Clinicians should document the specific ophthalmic complication(s) present in patients with Type 1 diabetes.Diagnosis is based on history, physical examination, and diagnostic tests such as ophthalmoscopy, tonometry, and others. Treatment may include laser photocoagulation, vitrectomy, surgery, and medications.

IMPORTANT:Use additional codes to identify specific manifestations, such as diabetic glaucoma (H40-H42).

In simple words: This code is used when someone with Type 1 diabetes has eye problems related to their diabetes, but those problems aren't covered by a more specific code.Type 1 diabetes can cause eye damage because the body doesn't make enough insulin to control blood sugar.

Type 1 diabetes mellitus with other diabetic ophthalmic complications refers to eye disease resulting from type 1 diabetes.It encompasses a range of eye conditions that aren't specifically represented by other codes within the E10.3 category.

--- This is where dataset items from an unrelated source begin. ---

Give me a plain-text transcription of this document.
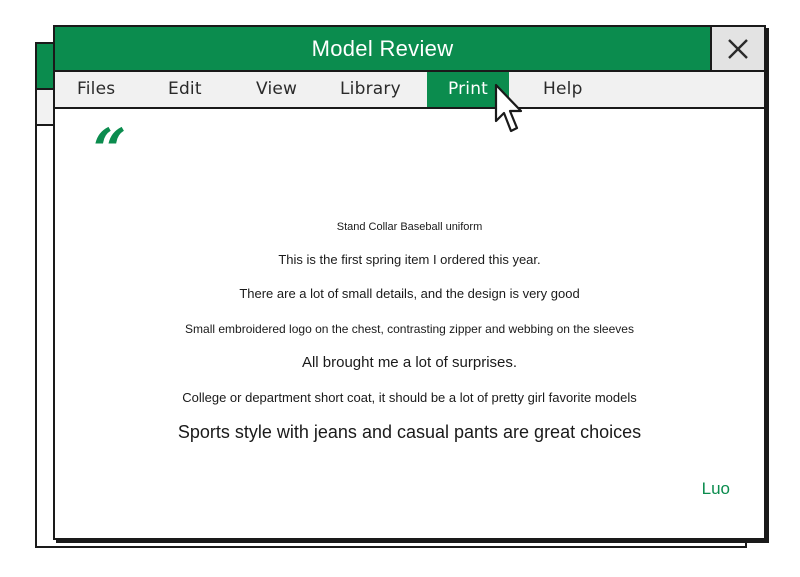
Model Review
Files	Edit	View	Library	Print	Help
“
Stand Collar Baseball uniform
This is the first spring item I ordered this year.
There are a lot of small details, and the design is very good
Small embroidered logo on the chest, contrasting zipper and webbing on the sleeves
All brought me a lot of surprises.
College or department short coat, it should be a lot of pretty girl favorite models
Sports style with jeans and casual pants are great choices
Luo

Type 1 diabetes is a chronic autoimmune disease where the pancreas doesn't produce enough insulin, leading to high blood glucose levels that can damage the eyes.

Example 1: A patient with Type 1 diabetes presents with blurred vision and floaters but does not have retinopathy, cataracts or macular edema. After examination, the ophthalmologist diagnoses vitreous hemorrhage as the cause of the symptoms., A patient with Type 1 diabetes has recurrent corneal erosions and persistent dry eye, which are documented as being related to their diabetic condition. These conditions are not captured by other more specific codes., A patient with long-standing Type 1 diabetes presents with diplopia and ptosis. Examination reveals cranial nerve palsy affecting extraocular muscles, deemed to be a result of microvascular complications from the diabetes.

Documentation should clearly specify the type of diabetes (Type 1) and the specific ophthalmic complications observed. Any associated symptoms, diagnostic test results, and treatment plans should also be documented.